Last September, a few outlets were reporting the counterintuitive findings of a new HSBC research report on global oil supply. Unfortunately, the true implications of the HSBC report were largely misunderstood.
The HSBC research note — prepared for clients of the global bank — found that contrary to concerns about too much oil supply and insufficient demand, the situation was opposite: global oil supply will in coming years be insufficient to sustain rising demand.
Yet the full, striking import of the report, concerning the world’s permanent entry into a new age of global oil decline, was never really explained. The report didn’t just go against the grain of the industry’s hype about ‘peak demand’: it vindicated what is routinely lambasted by the industry as a myth: peak oil — the concurrent peak and decline of global oil production.
The HSBC report you need to read, now
INSURGE intelligence obtained a copy of the report in December 2016, and for the first time we are exclusively publishing the entire report in the public interest.
Read and/or download the full HSBC report by clicking below:
The HSBC report has a helpful, ten-point summary of the key arguments the bank makes, and what is going on right now. These arguments are summarised below…:
- Oil’s oversupply problem, which has caused most of the trouble in the markets in recent years will end by 2017, and the market will return to balance.
- Spare capacity will have shrunk substantially by then “to just 1% of global supply/demand.” This HSBC argues, will make the market more susceptible to disruptions like those seen in Nigeria and Canada in 2016.
- “Oil demand is still growing by ~1mbd every year, and no central scenarios that we recently assessed see oil demand peaking before 2040.”
- 81% of the production of liquid oil is already in decline.
- HSBC sees between 3 and 4.5 million barrels per day of supply disappearing once peak oil production is reached. “In our view a sensible range for average decline rate on post-peak production is 5-7%, equivalent to around 3-4.5mbd of lost production every year.”
- Based on a simple calculation, HSBC estimates that by 2040, the world will need to find around 40 million barrels of oil per day to keep up with growing demand from emerging economies.
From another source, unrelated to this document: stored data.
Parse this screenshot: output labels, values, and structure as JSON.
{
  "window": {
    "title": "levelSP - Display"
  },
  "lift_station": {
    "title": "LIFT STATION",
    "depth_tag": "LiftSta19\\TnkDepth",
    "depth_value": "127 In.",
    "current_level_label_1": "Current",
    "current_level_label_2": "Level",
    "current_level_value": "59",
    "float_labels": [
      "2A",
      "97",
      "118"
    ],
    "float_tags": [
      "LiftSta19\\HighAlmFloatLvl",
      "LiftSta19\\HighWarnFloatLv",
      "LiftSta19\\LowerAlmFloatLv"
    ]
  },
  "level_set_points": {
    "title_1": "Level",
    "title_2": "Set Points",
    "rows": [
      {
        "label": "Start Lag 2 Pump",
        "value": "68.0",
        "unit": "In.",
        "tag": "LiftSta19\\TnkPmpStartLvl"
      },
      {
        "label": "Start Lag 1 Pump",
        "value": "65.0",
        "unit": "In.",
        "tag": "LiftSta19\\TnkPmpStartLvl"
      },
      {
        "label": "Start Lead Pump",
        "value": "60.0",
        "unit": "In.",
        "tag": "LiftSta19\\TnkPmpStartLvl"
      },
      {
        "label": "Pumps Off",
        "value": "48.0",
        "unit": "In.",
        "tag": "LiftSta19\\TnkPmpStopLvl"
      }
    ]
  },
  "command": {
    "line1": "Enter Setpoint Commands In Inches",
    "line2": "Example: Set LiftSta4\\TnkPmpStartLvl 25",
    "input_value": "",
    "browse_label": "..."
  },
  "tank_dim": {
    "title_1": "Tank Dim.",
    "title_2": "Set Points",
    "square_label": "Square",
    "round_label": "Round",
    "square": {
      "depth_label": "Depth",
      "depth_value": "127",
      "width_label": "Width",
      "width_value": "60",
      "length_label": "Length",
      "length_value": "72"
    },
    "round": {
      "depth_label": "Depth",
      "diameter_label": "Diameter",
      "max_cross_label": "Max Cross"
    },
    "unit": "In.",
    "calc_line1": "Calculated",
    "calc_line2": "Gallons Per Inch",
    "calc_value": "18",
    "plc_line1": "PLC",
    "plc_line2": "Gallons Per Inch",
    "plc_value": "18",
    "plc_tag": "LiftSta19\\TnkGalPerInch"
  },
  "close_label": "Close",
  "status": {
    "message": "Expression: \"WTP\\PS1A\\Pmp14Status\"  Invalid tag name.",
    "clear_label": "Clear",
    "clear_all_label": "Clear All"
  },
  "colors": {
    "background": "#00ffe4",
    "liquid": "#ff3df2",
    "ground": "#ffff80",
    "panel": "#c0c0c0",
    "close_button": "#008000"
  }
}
That is equivalent to over 4 times the current crude oil output of Saudi Arabia.
- “Small oilfields typically decline twice as fast as large fields, and the global supply mix relies increasingly on small fields: the typical new oilfield size has fallen from 500-1,000mb 40 years ago to only 75mb this decade.” — This will exacerbate the problem of declining oil fields, and the lack of supply.
- The amount of new oil discoveries being made is pretty small. HSBC notes that in 2015 the discovery rate for new wells was just 5%, a record low. The discoveries made are also fairly small in size.
- There is potential for growth in US shale oil, but it currently represents less than 5% of global supply, meaning that it will not be able, single-handedly at least, to address the tumbling global supply HSBC expects.
- “Step-change improvements in production and drilling efficiency in response to the downturn have masked underlying decline rates at many companies, but the degree to which they can continue to do so is becoming much more limited.” Essentially HSBC argues that companies aren’t improving their efficiency at a quick enough rate, meaning that supply declines will hit them even harder.
Here is the chart showing the decline in production post-peak:
As usual, the mainstream media is spruiking loads of rubbish, probably trying to not scare the children…… unless you peek elsewhere like this blog, or follow other bloggers who keep abreast of the truth, you could be forgiven for thinking America will be great again…. or some other such rubbish.
Under the current supply glut driven by rising unconventional production, falling oil prices have damaged industry profitability and led to dramatic cut backs in new investments in production. This, HSBC says, will exacerbate the likelihood of a global oil supply crunch from 2018 onwards.